80% Chance of Precipitation
In each city I enjoyed more rainy days than dry. While there's nothing particularly noteworthy about encountering November rain in southeastern Michigan or in northwestern Oregon—two of the grey-sky capitals of the United States, it was eyebrow raising when that phenomenon continued in southern Nevada.
I was in Portland for a week. Despite sunny
bookends on the Wednesday I arrived and the Wednesday I departed, it was
drizzling each of the six days in between. It was breathtaking (on
Wednesdays) to get glimpses of Mt Hood and Mt St Helens, and I count
myself lucky to have enjoyed those sights at all.
On average, Portland gets nearly 40 inches of rain a year, with the heaviest months being November through January. So rain was to be expected there. In contrast, Las Vegas typically gets only 4.19 inches a year—a mere tenth of Portland 's bounty.
All together,
1.37 inches have fallen in the last 72 hours. While I understand that's
just a good soaker in Missouri, here in the desert that
represents a hefty one-third of Las Vegas' average annual rainfall. Break out the galoshes, Nellie!

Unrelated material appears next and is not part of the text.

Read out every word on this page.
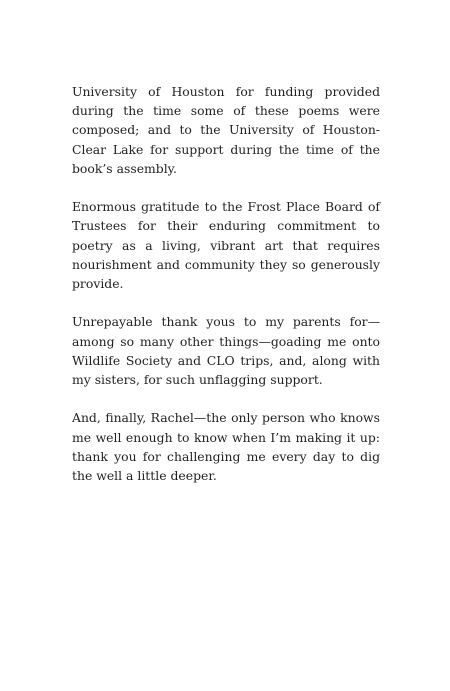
University of Houston for funding provided during the time some of these poems were composed; and to the University of Houston-Clear Lake for support during the time of the book’s assembly.

Enormous gratitude to the Frost Place Board of Trustees for their enduring commitment to poetry as a living, vibrant art that requires nourishment and community they so generously provide.

Unrepayable thank yous to my parents for—among so many other things—goading me onto Wildlife Society and CLO trips, and, along with my sisters, for such unflagging support.

And, finally, Rachel—the only person who knows me well enough to know when I’m making it up: thank you for challenging me every day to dig the well a little deeper.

With the historic average rainfall for November in Sin City at 0.36
inches, we've already quadrupled it since Thursday morning—with more
rain forecast for next weekend (when residents may experience Black Sky Friday). In contrast, they had 0.01 inches
in October (which means there was a moment last month when the sky more
or less thought about raining… and then changed its mind). The
next thing you know, they'll be planting corn in vacant lots, or raising
catfish in drainage ditches.
When
I walked through the Summerlin neighborhood Thursday morning (to deposit a couple of checks and
buy a door bell buzzer for Jo & Peter), I had trouble slipping
on the asphalt because of how water floats the oil residue that
gradually accumulates on the road surface between rains. In Las Vegas,
that film had been accumulating since September. Watching cars attempt to accelerate into merging traffic was a bit like watching hippos on ice skates—and about as safe. Fortunately, I didn't witness any accidents.
One of the
oddities about Las Vegas is that it's only here because of the Hoover
Dam (32 miles to the southeast), which supplies both cheap electricity
and an abundance of water, siphoned off from the impounded Colorado River.

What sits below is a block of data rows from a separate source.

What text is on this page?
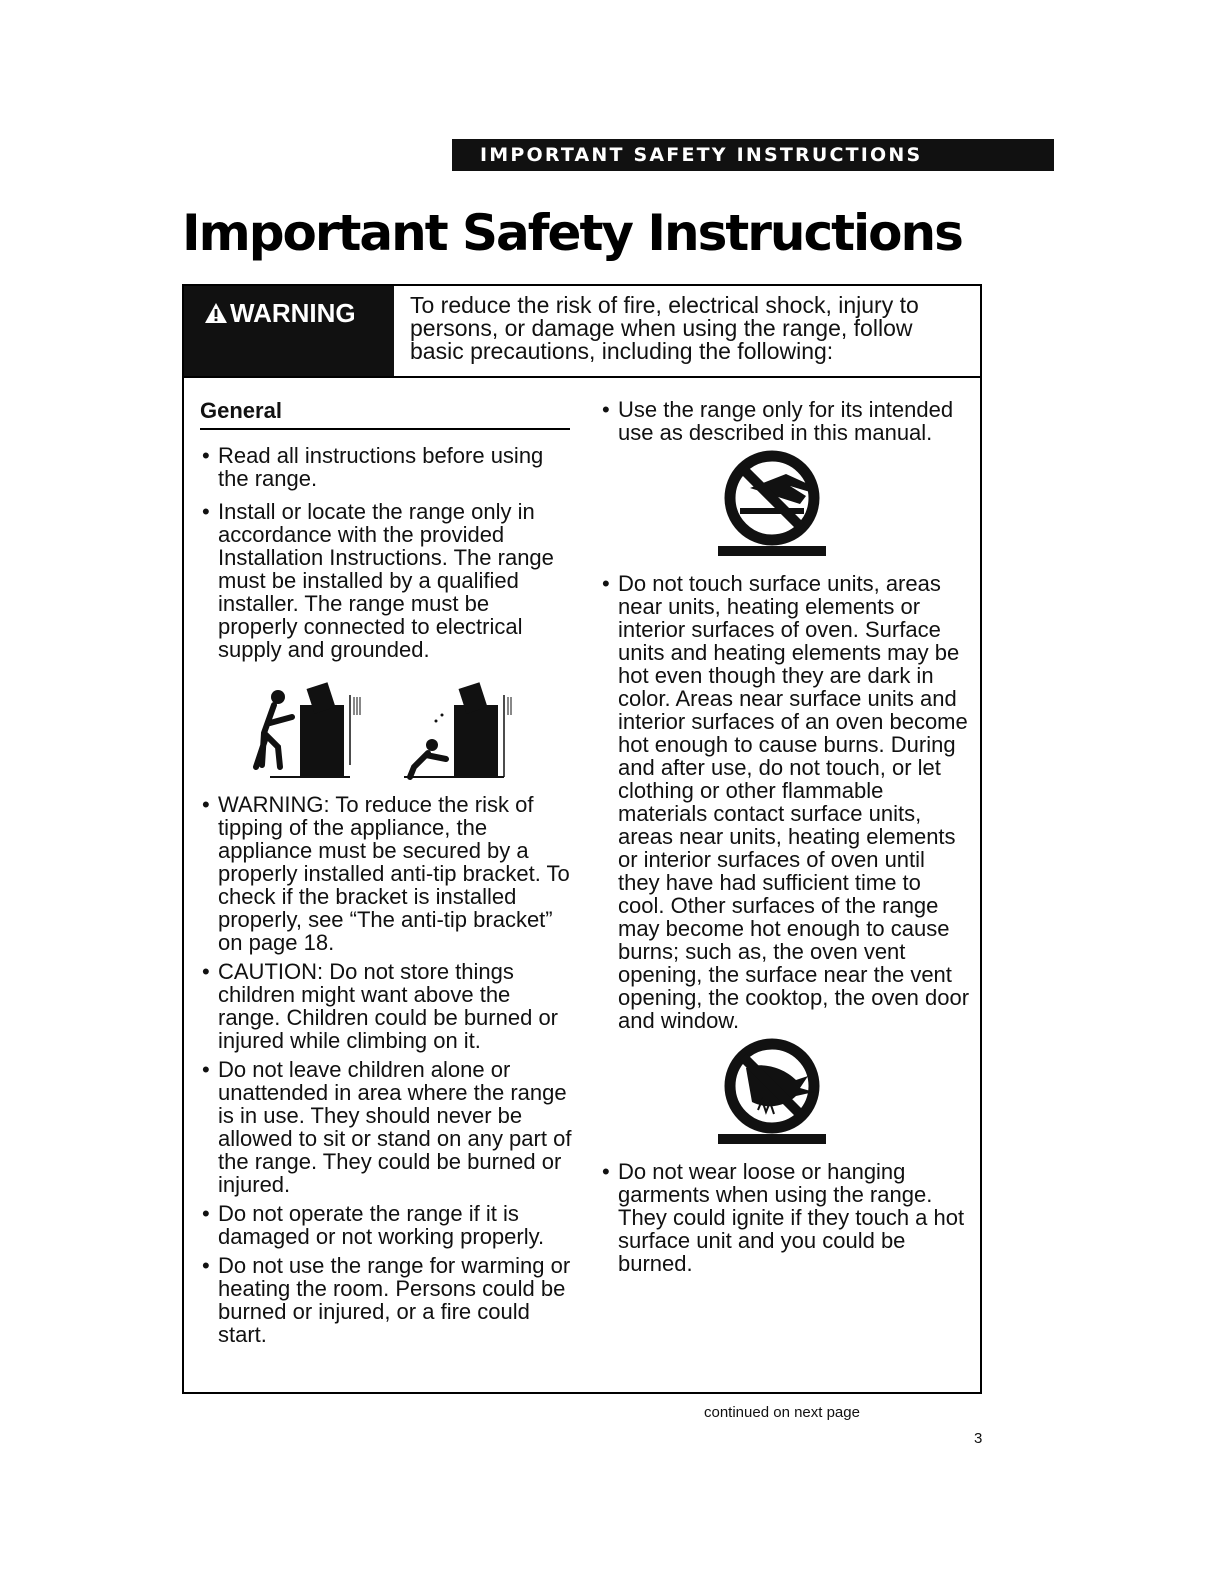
IMPORTANT SAFETY INSTRUCTIONS
Important Safety Instructions
WARNING	To reduce the risk of fire, electrical shock, injury to persons, or damage when using the range, follow basic precautions, including the following:
General

• Read all instructions before using the range.

• Install or locate the range only in accordance with the provided Installation Instructions. The range must be installed by a qualified installer. The range must be properly connected to electrical supply and grounded.

• WARNING: To reduce the risk of tipping of the appliance, the appliance must be secured by a properly installed anti-tip bracket. To check if the bracket is installed properly, see “The anti-tip bracket” on page 18.

• CAUTION: Do not store things children might want above the range. Children could be burned or injured while climbing on it.

• Do not leave children alone or unattended in area where the range is in use. They should never be allowed to sit or stand on any part of the range. They could be burned or injured.

• Do not operate the range if it is damaged or not working properly.

• Do not use the range for warming or heating the room. Persons could be burned or injured, or a fire could start.

• Use the range only for its intended use as described in this manual.

• Do not touch surface units, areas near units, heating elements or interior surfaces of oven. Surface units and heating elements may be hot even though they are dark in color. Areas near surface units and interior surfaces of an oven become hot enough to cause burns. During and after use, do not touch, or let clothing or other flammable materials contact surface units, areas near units, heating elements or interior surfaces of oven until they have had sufficient time to cool. Other surfaces of the range may become hot enough to cause burns; such as, the oven vent opening, the surface near the vent opening, the cooktop, the oven door and window.

• Do not wear loose or hanging garments when using the range. They could ignite if they touch a hot surface unit and you could be burned.

continued on next page
3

From the perspective of natural systems, this is a totally unsustainable
place for a city, where the metropolitan area has about 2 million
sun-dried souls, representing a whopping 70% of the state total. Location notwithstanding, for this weekend there was abundant water in the desert, and I'll be able to tell people that I've seen it happen at least once.

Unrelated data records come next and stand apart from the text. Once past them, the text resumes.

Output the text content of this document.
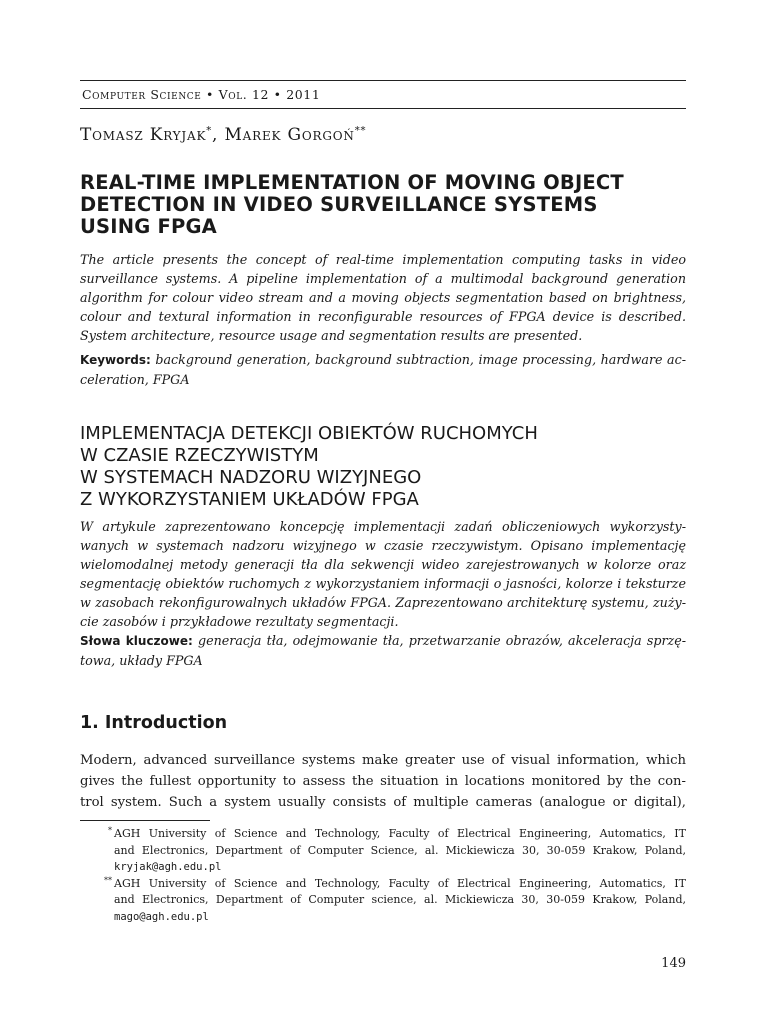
Computer Science • Vol. 12 • 2011
Tomasz Kryjak*, Marek Gorgoń**
REAL-TIME IMPLEMENTATION OF MOVING OBJECT
DETECTION IN VIDEO SURVEILLANCE SYSTEMS
USING FPGA
The article presents the concept of real-time implementation computing tasks in video
surveillance systems. A pipeline implementation of a multimodal background generation
algorithm for colour video stream and a moving objects segmentation based on brightness,
colour and textural information in reconfigurable resources of FPGA device is described.
System architecture, resource usage and segmentation results are presented.
Keywords: background generation, background subtraction, image processing, hardware ac-
celeration, FPGA
IMPLEMENTACJA DETEKCJI OBIEKTÓW RUCHOMYCH
W CZASIE RZECZYWISTYM
W SYSTEMACH NADZORU WIZYJNEGO
Z WYKORZYSTANIEM UKŁADÓW FPGA
W artykule zaprezentowano koncepcję implementacji zadań obliczeniowych wykorzysty-
wanych w systemach nadzoru wizyjnego w czasie rzeczywistym. Opisano implementację
wielomodalnej metody generacji tła dla sekwencji wideo zarejestrowanych w kolorze oraz
segmentację obiektów ruchomych z wykorzystaniem informacji o jasności, kolorze i teksturze
w zasobach rekonfigurowalnych układów FPGA. Zaprezentowano architekturę systemu, zuży-
cie zasobów i przykładowe rezultaty segmentacji.
Słowa kluczowe: generacja tła, odejmowanie tła, przetwarzanie obrazów, akceleracja sprzę-
towa, układy FPGA
1. Introduction
Modern, advanced surveillance systems make greater use of visual information, which
gives the fullest opportunity to assess the situation in locations monitored by the con-
trol system. Such a system usually consists of multiple cameras (analogue or digital),
* AGH University of Science and Technology, Faculty of Electrical Engineering, Automatics, IT
and Electronics, Department of Computer Science, al. Mickiewicza 30, 30-059 Krakow, Poland,
kryjak@agh.edu.pl
** AGH University of Science and Technology, Faculty of Electrical Engineering, Automatics, IT
and Electronics, Department of Computer science, al. Mickiewicza 30, 30-059 Krakow, Poland,
mago@agh.edu.pl
149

80% Chance of Participation
To start with, all three states voted for Obama in 2008, which means there are strong progressive threads available in each location from which it's possible to weave cooperative cloth. I'm not saying that everyone is a Democrat or a Green. I'm saying that in all three places there are Cultural Creatives and I was happy to sit down with some of them in each city to discuss what kind of culture we might create.
In addition to presenting at community events in Ann Arbor (NASCO Institute, Nov 1-3) and Portland (Cooperative Communities & Sustainability Conference, Nov 15-17), I taught two classes at Ananda College as a guest lecturer, did four consulting gigs, and generally functioned as a rainmaker for cooperative networking.
I had conversations with potential donors in all three cities, multiple phone dates with reporters interested in intentional community, promotional conversations about facilitation training, web conferences and one-on-one chats over coffee with like-valued organizations and potential collaborators—all of which is on top of crafting reports, treading water with email traffic, skyping with Ma'ikwe, and enjoying meal time conversations with my various hosts.
Thus, one way or the other, in my life it's always raining. While there's no doubt I get wet a lot, you can't have life without water, so I say bring it on!